Location: Rachel Carson Center for Environment and Society, Munich
Program – English (pdf, 700 KB)
Conference Report - English (pdf, 181 KB)
A Cross-Disciplinary Workshop on Biocultural Diversity in Global Context
The Rachel Carson Center for Environment and Society will host a workshop to examine the concept of biocultural diversity and explore the social, cultural, political, economic, and ecological implications of its definitions and uses.
Biocultural diversity is currently one of the key concepts employed in a number of scholarly fields and advocacy practices including community development, conservation science, sustainability, food sovereignty, human rights, democratic citizenship, cultural survival, and transformative education, to name just a few.
Unlike earlier scholarly work in environmental sciences that tended to emphasize biological diversity, current advocates and scholars argue that the variation within ecological systems is inextricably linked to cultural and linguistic diversity. As a result of this shift in perspectives, the notion of biocultural diversity has become a fundamental concept that seeks to integrate "nature" and "culture" and is widely evoked in conservation, development, resource management, and other contexts.
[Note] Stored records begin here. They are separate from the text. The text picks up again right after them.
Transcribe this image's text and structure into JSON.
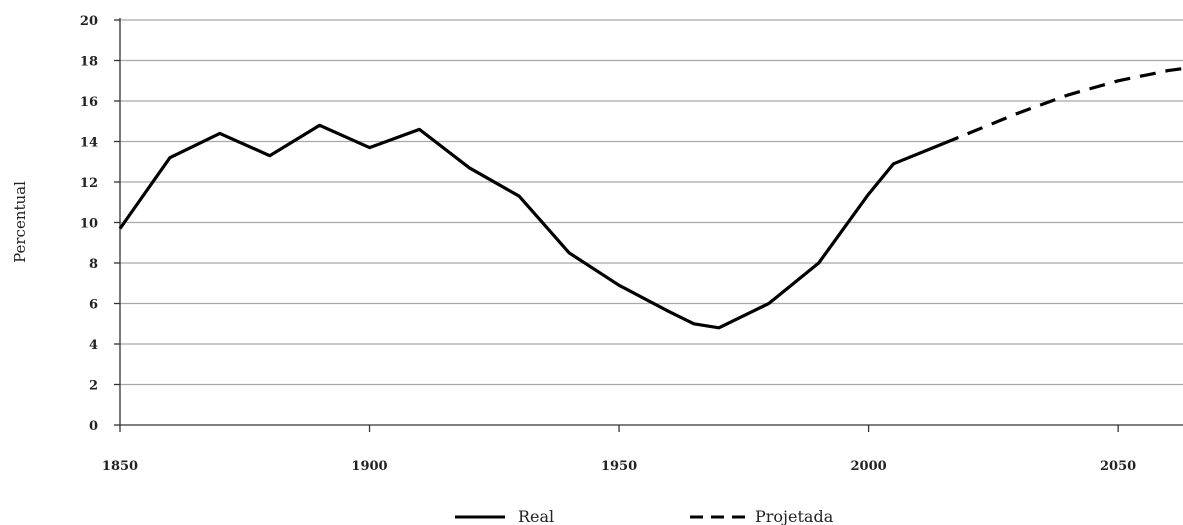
{
  "chart_data": {
    "type": "line",
    "ylabel": "Percentual",
    "xlim": [
      1850,
      2063
    ],
    "ylim": [
      0,
      20
    ],
    "x_ticks": [
      1850,
      1900,
      1950,
      2000,
      2050
    ],
    "y_ticks": [
      0,
      2,
      4,
      6,
      8,
      10,
      12,
      14,
      16,
      18,
      20
    ],
    "grid": "horizontal",
    "legend_position": "bottom-center",
    "series": [
      {
        "name": "Real",
        "style": "solid",
        "color": "#000000",
        "x": [
          1850,
          1860,
          1870,
          1880,
          1890,
          1900,
          1910,
          1920,
          1930,
          1940,
          1950,
          1960,
          1965,
          1970,
          1980,
          1990,
          2000,
          2005,
          2015
        ],
        "y": [
          9.7,
          13.2,
          14.4,
          13.3,
          14.8,
          13.7,
          14.6,
          12.7,
          11.3,
          8.5,
          6.9,
          5.6,
          5.0,
          4.8,
          6.0,
          8.0,
          11.4,
          12.9,
          13.9
        ]
      },
      {
        "name": "Projetada",
        "style": "dashed",
        "color": "#000000",
        "x": [
          2015,
          2020,
          2030,
          2040,
          2050,
          2060,
          2063
        ],
        "y": [
          13.9,
          14.4,
          15.4,
          16.3,
          17.0,
          17.5,
          17.6
        ]
      }
    ]
  }
}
Nevertheless it is a highly contested discourse.
In this workshop, we are interested in reflecting on how, why, when, and where biocultural diversity has emerged as a key criterion in defining the health and well-being of socio-ecological systems, and considering future directions in its development and use.
We recognize that diversity is being portrayed and commoditized in more reductive ways as a genetic resource, as intellectual property, as cultural exoticism, and in niche marketing. The commoditization and mobilization of diversity in global economic relations raises new concerns about the relationship between practices of conserving biocultural diversity, and local and global pursuits of justice, equality, self-determination and sustainability. It is time to expand our examination of the concepts and values of diversity and re-assess the power relations and transnational networks involved.
We envision the workshop as a space for an open dialogue, enabling a cross-disciplinary exploration of biocultural diversity and its relationship to other fields. We are inviting fifteen to eighteen colleagues from different disciplines and institutions to gather for two days of formal and informal conversations in Munich, guided by selected readings, as well as 1,000 word position papers and responses written by the participants and circulated prior to the meeting. The contributions will be edited into a collection for publication. The participants will also be asked to reflect on how to develop and sustain an interdisciplinary dialogue and network on biocultural diversity in policy and practice.
The themes to be explored during the sessions include, but are not limited to:
- What is the history of the concept of biocultural diversity? How did it become a common value?
- What models of biocultural diversity exist and how do they travel?
- What notions of culture and nature does the concept of biocultural diversity imply?
- What political institutions are involved in promoting biocultural diversity?
- What is the role of states, non-governmental organizations, and other collective actors?
- What is the relationship of biocultural diversity to other manifestations and representations of diversity?
- Who benefits from conservation of diversity and who loses?
- Whose voices and knowledge are valued and represented under the sign of diversity?
- What does conserving diversity do? How do different scales of diversity interrelate?
- What is diversity good for? Who is it good for?